Whether it was minutes or hours which passed then, he never knew in the days which followed. Time is not measured by common reckoning on the hill of Calvary.
The thing which brought him from under the blow at last was a blinding rage. He wanted to take a revolver and blow his brains out, then and there. He—a man supposed to have a mind! He—counted a master of those very things! And now, what? Manhood, power, himself gone. Stumbling through his days! Useless!—a curse to himself and everyone else. Groping about in the dark—a thing to be pitied and treated well for pity's sake! Cared for—looked after—helped! That beat down the bounds of control. He did things then which he never remembered and would not have believed.
It all rushed upon him—the birthday night—the crafty, insidious mockery through every bit of it, until everything to which he had held tottered about him, and goaded beyond all power to bear there came a slow, comprehending, soul-deep curse on the world and all that the world had done. And then, out of the darkness, through the blackened, dizzying, tottering mass—a voice, a face, a smile, a touch, a kiss, and the curses gave way to a sob and things steadied a little. No, not the world and everything it had done, for it was a world which held Ernestine, a world which had given Ernestine to him for his.
He fought for it then: for his faith in the world, his belief in the things of love. It was the fight of his life, the fight for his own soul. Come what might in the future, it was this hour which held the decisive battle. For if he could not master those things which were surging upon him, then the things which made him himself were gone for all time. And when sense of the underlying cunning of the blow brought the surrendering laugh close to his parched lips it was held back, held under, by that ever recurring memory of a touch, a voice, a face. It was Ernestine, their love, fighting against the powers of damnation for the rescue of his soul.
Even in the battle's heat, he had full grasp of the battle's significance, knew that all the future hung upon making it right this hour with his own soul. His face grew grey and old, he concentrated days of force into minutes, but little by little, through a strength greater than that strength with which men conquer worlds, a force greater than the force with which the mind's big battles are won, by a force not given many since the first of time, he held away, beat back, the black tides ready to carry him over into that sea of bitterness from which lost souls send out their curses and their jeers and their unmeetable silences.

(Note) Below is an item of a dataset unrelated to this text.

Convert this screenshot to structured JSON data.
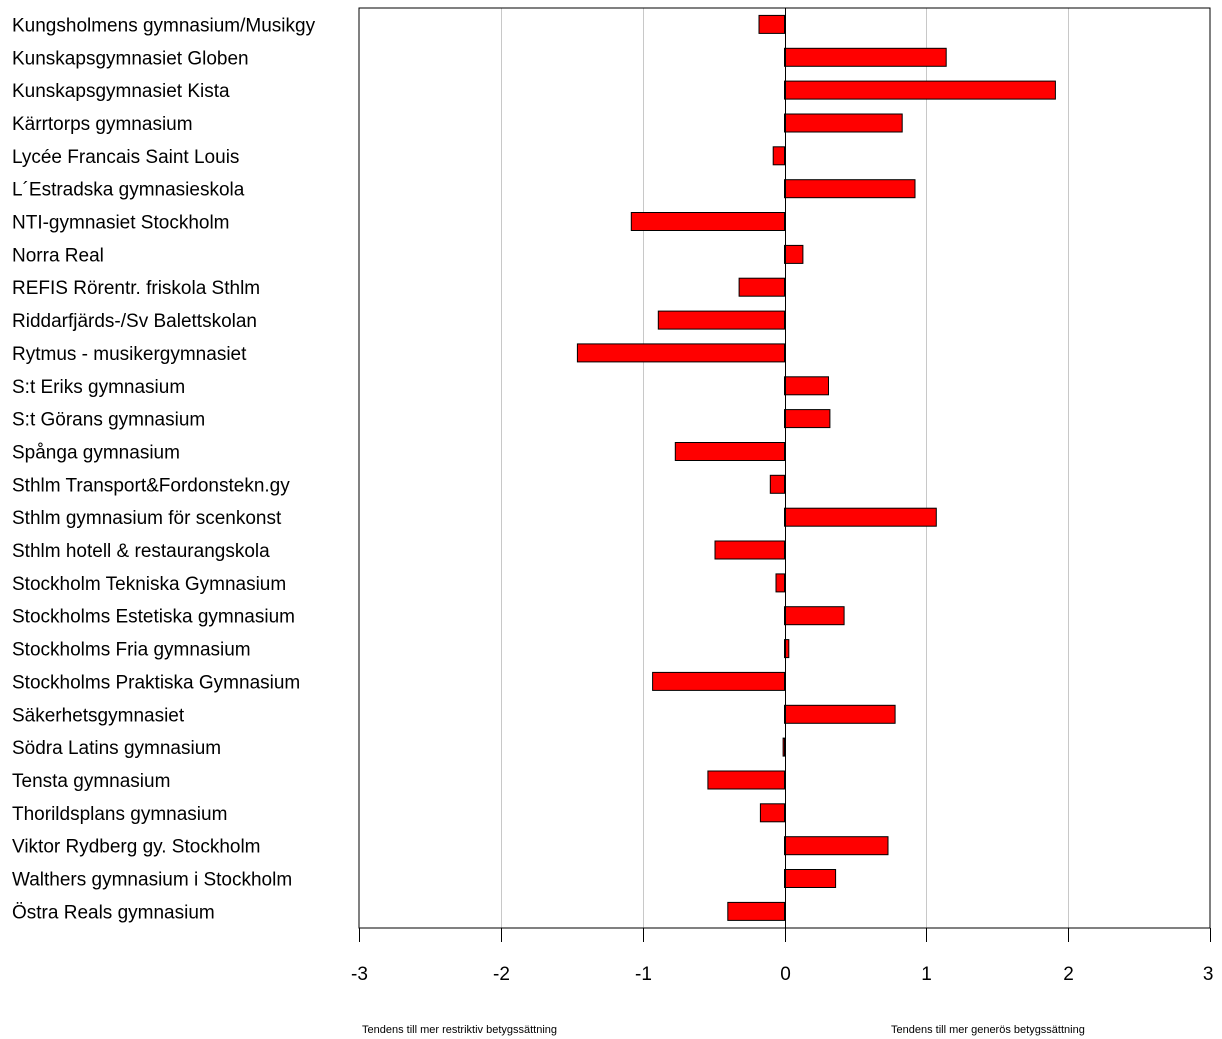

He tried to see a way. He tried to reach out to something which should help him. Standing there amid the wreck of his life, he tried to think, even while the ruins were still falling about him, of some plan of reconstruction. It was like rebuilding a great city destroyed by fire; the brave heart begins before the smoke has cleared away. But that task is a simple one. The city destroyed by fire may be rebuilded as before. But with him the master builder was gone. Out of those poor, scarred, ungeneraled forces which remained, could he hope to bring anything to which the world would care to give place?
He could see no way yet. All was chaos. And just then there came a knock at the door.
He paid no heed at first. What right had the world to come knocking at his door? What could he do for any one now?
The knock was repeated. But he would not go. If it were some student, what could he do for him? He could only say: "I can do nothing for you. Go to some one else." And should it be one of his fellow professors, come to counsel with him, he could only say to him: "I have dropped out. Go on without me. I wish you good luck."